Today I’m talking a little bit about how I’m eating to support my adventure goals. My training schedule is intense and that means that I’ve had to work hard to make my nutrition work for me 🙂 . It might also surprise you to know that I also have to fuel up for my musical theatre lessons: they are very physical indeed! I treat those singing lessons just like any other workout – and if I’m not well fuelled, I just don’t have the energy to support my voice.

In the video-blog I describe a typical day’s eating and mention some of my favourite ‘finds’. The recipes I talk about are listed below the video (with either full recipe details or a link to a recipe). If you think my eyes look a bit weird, don’t worry! I’m just out of the pool and my goggle-marks take ages to fade 🙂 .

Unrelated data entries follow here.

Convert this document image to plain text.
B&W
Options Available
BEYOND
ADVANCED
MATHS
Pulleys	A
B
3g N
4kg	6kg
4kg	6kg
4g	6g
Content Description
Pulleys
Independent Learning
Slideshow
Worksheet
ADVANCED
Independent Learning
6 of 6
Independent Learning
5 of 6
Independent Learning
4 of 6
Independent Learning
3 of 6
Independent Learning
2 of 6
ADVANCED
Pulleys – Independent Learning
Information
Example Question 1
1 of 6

Just so you know, I also don’t drink alcohol, I aim for 6-8 portions of fruit and vegetables every day, and I avoid processed foods. I make my own scones, wheaten loaf and bread as often as I can. I’ve been following a phytoestrogen-rich way of eating to support my menopausal and post-menopausal experience for a while now (I can recommend The Natural Menopause Cookbookand I am pleased to say that I’ve weathered the whole transition without a single hot flush, headache or any weight gain whatsoever. My diet is usually largely vegetarian, but (at the moment) I do eat red meat once or twice a week, oily fish twice a week and white fish once a week. I only eat whole grains too (so wholewheat pasta, wholemeal spelt bread, brown rice etc.). Oh, and I take filter coffee by the bucketful 😉 .

Porridge
Soak a cup of oats and a tsp of oat bran in water overnight. In the morning add three handfuls of frozen berries (I like a mix of blueberries, blackberries and raspberries) to the saucepan, along with extra water if required. When the porridge starts to bubble, serve with a handful of chopped nuts (I like Brazil nuts best of all with porridge) and a heaped tsp of ground flax seeds or chia seeds. Add a shake of cinnamon and a drizzle of honey and you are good to go! (Honestly, this is my favourite meal of the day 🙂 .)

Sweet Potato and Rosemary Soup
This recipe from the BBC GoodFood website is completely reliable and freezes really well. I eat it with a sandwich/wholewheat baguette. It works really well with a melted blue cheese and rocket sandwich! Also good with an egg or ham sandwich.

Protein Shake
I blend the following and drink immediately. By the way, I like a very thick shake. If you prefer ‘thin’, add milk! 1 banana, 1 slice of pineapple, 1 tbsp of natural yoghurt, 1 heaped tsp of nut butter, 1 scoop of protein powder (I sue egg white protein or whey isolate). When blended, sprinkle on some cinnamon and enjoy!

Banana Ice Cream
Peel a banana and freeze for 3-4 hours. Remove from freezer and blend with a tsp of nut butter. Eat! (It tastes much better than it looks 🙂 )

 

Wholemeal Wheaten Bread
This recipe is really reliable. I replace all the white flour with wholemeal spelt (makes it denser but I prefer it this way) and I replace the sugar with a tsp of honey. Don’t skimp on the salt! This loaf is beautiful topped with peanut butter and banana. Also works well with cheese and honey, and homemade lemon curd and butter.

In case you were curious about the fifth and final heat for the CrossFit Open (which I’m completing tonight), here are the details:

 

And here’s what a thruster looks like!

Right. I think I need a little lie-down before 19.5, tonight’s CrossFit heat. And maybe a wee piece of wheaten bread 😉 .

I am just going outside and may be some time.